Menurut Dito, saat ia berjalan melewati lingkungan pasien corona,  setiap hari ia merasakan ketegangan, yang juga dirasakan  rekan-rekannya. Ada perasaan bahaya potensial di balik setiap pintu ke kamar  pasien dengan COVID-19. Apalagi   para petugas medis  masih ada ketidakpastian perasaan tentang spesifikasi alat pelindung diri (APD).

Rumah sakit-rumah sakit di Inggris sempat kekurangan APD sehingga dokter dan petugas medis disarankan menggunakan ulang APD yang te;ah dipakai, padahal standar medis mengharuskan sekali pakai dan buang. Namun kekurangan itu segera diatasi oleh otoritas kesehatan di Inggris dengan mengimpor APD dalam jumlah besar dari China.

Panduan untuk APD terus berkembang dan pembaruan perlengkapan medis  datang setiap beberapa hari.Setiap informasi baru yang diberikan mengenai penggunaan perangkat medis yang baru kadang  menambah kebingungan dan ada juga rasa frustrasi yang berkembang seputar kekurangan APD.

"Terlepas dari situasi keterbatasan APD, kami semua bertekad untuk memberikan pasien kami perawatan terbaik, " ujar Dito  yang meraih sarjana spesialisasi imaging sciences di tahun 2015 yang memungkinkan  mahasiswa kedokteran meraih  gelar ganda.Dito sempat bertugas selama satu tahun di University College Hospital, London dan sejak Januari  di Barnet Hospital dan pada akhir Maret khusus bertugas di bagian perawatan COVID-19.
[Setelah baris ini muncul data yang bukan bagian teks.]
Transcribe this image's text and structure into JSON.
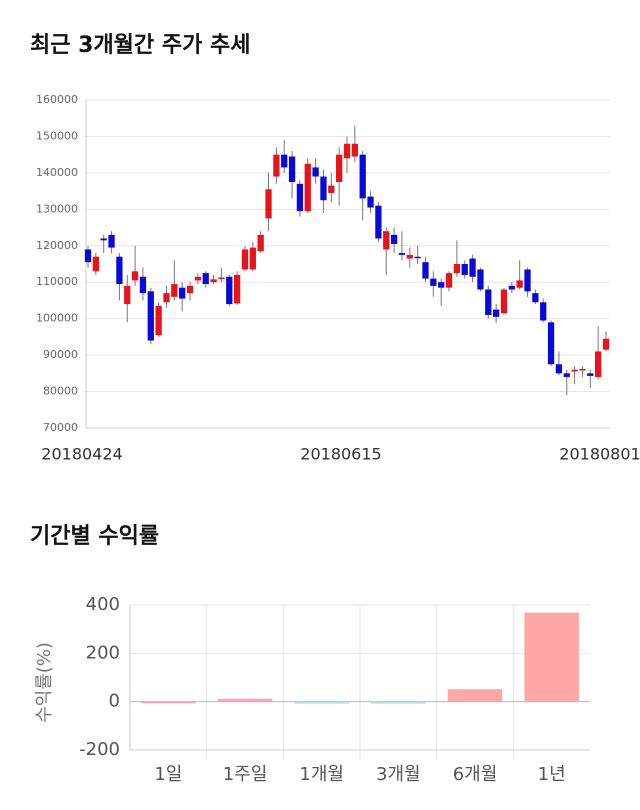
{
  "chart_data": [
    {
      "type": "candlestick",
      "title": "최근 3개월간 주가 추세",
      "categories": [
        "20180424",
        null,
        null,
        null,
        null,
        null,
        null,
        null,
        null,
        null,
        null,
        null,
        null,
        null,
        null,
        null,
        null,
        null,
        null,
        null,
        null,
        null,
        null,
        null,
        null,
        null,
        null,
        null,
        null,
        null,
        null,
        null,
        null,
        "20180615",
        null,
        null,
        null,
        null,
        null,
        null,
        null,
        null,
        null,
        null,
        null,
        null,
        null,
        null,
        null,
        null,
        null,
        null,
        null,
        null,
        null,
        null,
        null,
        null,
        null,
        null,
        null,
        null,
        null,
        null,
        null,
        null,
        "20180801"
      ],
      "open": [
        119000,
        113000,
        122000,
        123000,
        117000,
        104000,
        110500,
        111500,
        107500,
        95500,
        104500,
        106000,
        108500,
        107000,
        110500,
        112500,
        110000,
        111000,
        111500,
        104200,
        113500,
        113500,
        118500,
        127500,
        139000,
        145000,
        144500,
        137000,
        129500,
        141500,
        139000,
        134500,
        137500,
        144000,
        144500,
        145000,
        133500,
        131000,
        119000,
        123000,
        118000,
        116500,
        117000,
        115500,
        111000,
        110000,
        108500,
        112500,
        115000,
        116500,
        113500,
        108000,
        102500,
        101500,
        109000,
        108500,
        113500,
        107000,
        104500,
        99000,
        87500,
        85000,
        85500,
        85800,
        85000,
        84000,
        91500
      ],
      "high": [
        120000,
        118000,
        123000,
        124000,
        118000,
        112000,
        120000,
        114000,
        108500,
        104500,
        109000,
        116000,
        110000,
        110000,
        112500,
        113000,
        112000,
        114000,
        112000,
        113000,
        120000,
        121000,
        124000,
        140000,
        147000,
        149000,
        146000,
        138000,
        144000,
        144000,
        141000,
        140000,
        147000,
        150000,
        153000,
        146000,
        135000,
        132000,
        125000,
        125000,
        124000,
        119500,
        120000,
        117000,
        113000,
        111000,
        113000,
        121500,
        116000,
        117500,
        114000,
        109000,
        104000,
        108500,
        110000,
        116000,
        114000,
        108000,
        105500,
        99500,
        91000,
        86000,
        87000,
        87000,
        86000,
        98000,
        96500
      ],
      "low": [
        114000,
        112000,
        118000,
        118000,
        105000,
        99000,
        109000,
        105000,
        93000,
        95000,
        103000,
        105000,
        102000,
        105000,
        109500,
        108500,
        109500,
        110000,
        103500,
        103800,
        113000,
        113000,
        118000,
        124000,
        137000,
        140000,
        133000,
        128000,
        129000,
        137000,
        129000,
        132000,
        131000,
        140000,
        143000,
        127000,
        129000,
        121000,
        112000,
        118000,
        116000,
        114000,
        115000,
        110000,
        106000,
        103500,
        107500,
        111500,
        111000,
        110000,
        107500,
        100000,
        98800,
        101000,
        107000,
        108000,
        106000,
        104000,
        99000,
        87000,
        84500,
        79000,
        82000,
        84000,
        81000,
        83500,
        91000
      ],
      "close": [
        115500,
        117000,
        121500,
        119500,
        109500,
        109000,
        113000,
        107000,
        94000,
        103500,
        107000,
        109500,
        105500,
        109000,
        111500,
        109500,
        110800,
        111300,
        104000,
        112000,
        119000,
        119500,
        123000,
        135500,
        145000,
        141500,
        137500,
        129500,
        142500,
        139000,
        132500,
        136500,
        145000,
        148000,
        148000,
        133000,
        130500,
        122000,
        124000,
        120500,
        117500,
        117500,
        116800,
        111000,
        109000,
        108500,
        112500,
        115000,
        112000,
        111500,
        108000,
        101000,
        100500,
        108000,
        108000,
        110500,
        107500,
        104500,
        99500,
        87500,
        85000,
        84000,
        86000,
        86200,
        84300,
        91000,
        94500
      ],
      "up_color": "#e8141b",
      "down_color": "#0a0ad8",
      "ylim": [
        70000,
        160000
      ],
      "yticks": [
        70000,
        80000,
        90000,
        100000,
        110000,
        120000,
        130000,
        140000,
        150000,
        160000
      ],
      "grid": true
    },
    {
      "type": "bar",
      "title": "기간별 수익률",
      "y_label": "수익률(%)",
      "categories": [
        "1일",
        "1주일",
        "1개월",
        "3개월",
        "6개월",
        "1년"
      ],
      "values": [
        1,
        10,
        -5,
        -4,
        50,
        367
      ],
      "positive_color": "#ffa6a6",
      "negative_color": "#a8dde8",
      "ylim": [
        -200,
        400
      ],
      "yticks": [
        -200,
        0,
        200,
        400
      ],
      "grid": true
    }
  ]
}
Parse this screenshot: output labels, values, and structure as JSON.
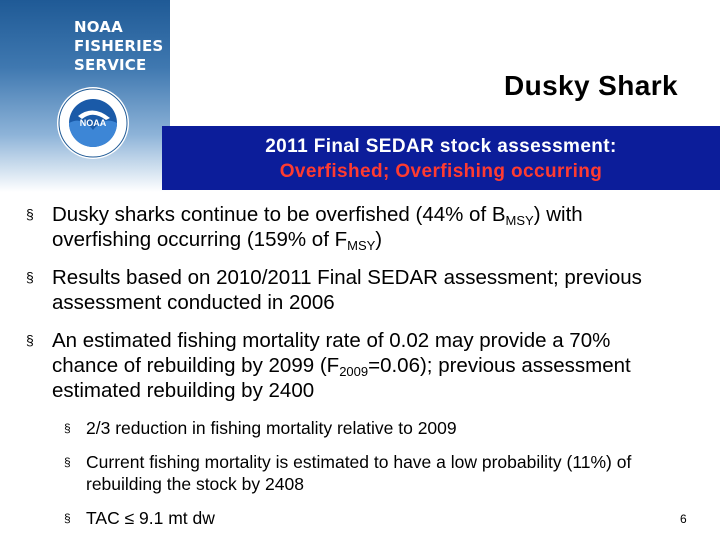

Dito yang sempat jadi pengurus Perhimpunan Pelajar Indonesia  United Kingdom  dan pengurus  Young Indonesian Professionals Association (YIPA) mulai terbiasa merawat pasien corona  setelah beberapa hari bertugas. “Kami merasa lega mendapati bahwa sebagian besar pasien kami membaik dan akhirnya dipulangkan. Tetapi bagi mereka yang memburuk, itu adalah pilihan yang sulit antara  perawatan intensif atau tinggal di bangsal untuk perawatan paliatif,  memastikan mereka bisa senyaman mungkin meskipun menjelang  akhir hidup mereka," katanya.

Menurut Dito, ambang batas untuk memasuki perawatan intensif untuk ventilasi sekarang jauh lebih tinggi daripada sebelumnya. Pasien yang lebih muda lebih bertahan hidup.  Sejumlah besar pasien meninggal di bangsal,  yang sebelum pandemi  berkesempatan masuk ke  perawatan intensif .

Dito pun mengakui jumlah kematian akibat corona  tidak seperti  yang pernah disaksikannya  sebelumnya dalam kariernya. “Kami menelepon kerabat pasien setiap hari untuk menginformasikan  tentang perkembangan dan mencoba memberikan kepastian," katanya.

Menyampaikan berita bahwa seorang pasien meninggal  lewat telepon beberapa kali sehari, hampir setiap hari, merupakan beban yang memilukan, tutur Dito."Saya sering menghabiskan malam hari untuk berdoa agar i semua ini segera berakhir," kata Dito yang pada  2018 membentuk badan amal untuk kesehatan anak-anak yatim di Uganda.